The 96-year-old Prince decided to stay with his wife, The Queen, on the balcony of the Foreign Office this year, so did not lay a wreath in person.
Prince Philip has laid a wreath at the base of the cenotaph during most years, however, due to his and The Queen’s advancing ages, changes had been put in place for the 2017 ceremony.
Instead of laying a wreath in person, Prince Charles laid a wreath on behalf of his mother and the Equerry on behalf of the Duke.
This is partly down to the safety and comfort of both The Queen and Prince Philip. Every year after laying their wreaths, Her Majesty and Prince Philip walked down the Cenotaph steps backwards – something which is customary for the royals so they are not seen to turn their backs on the war dead.
Older royals are excused from the practice of walking down the steps backwards at their own discretion, however, it was something both The Queen and Prince Philip were keen to do.
Additionally, Prince Philip retired from royal duties earlier this year.
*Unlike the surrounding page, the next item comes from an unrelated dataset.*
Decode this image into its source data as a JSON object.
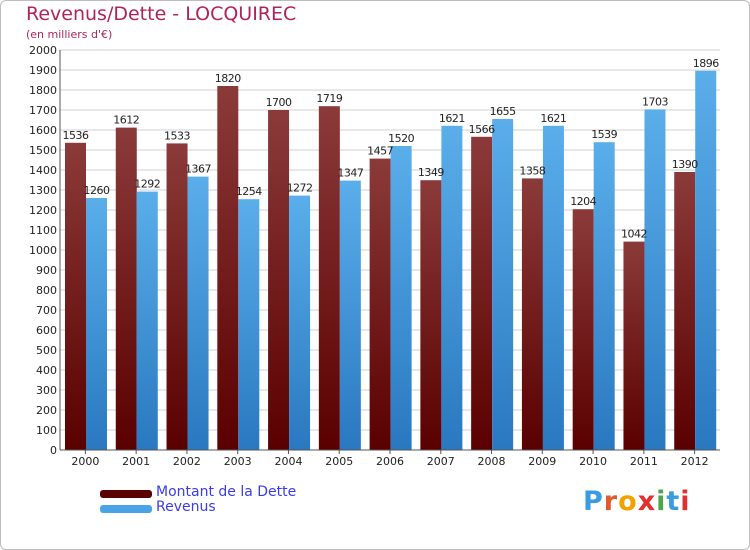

The Remembrance Sunday commemorations are one of the rare occurrences where he makes an appearance.
Thousands of people gathered at the Cenotaph for a two-minute silence at 11 o’clock to honour those killed in wars and conflicts past and present.
Alongside Prince Charles, also laying wreaths were the Duke of Cambridge, Prince Harry, the Duke of York, the Princess Royal, the Earl of Wessex and the Duke of Kent.
The Duchess of Cambridge, the Duchess of Cornwall, the Countess of Wessex and Princess Alexandra watched from a balcony in Whitehall alongside The Queen and Prince Philip.
The Earl of Wessex was the member of The Royal Family who took the salute this year at Horseguards as the march past took place. Last year, the responsibility fell to Prince Charles.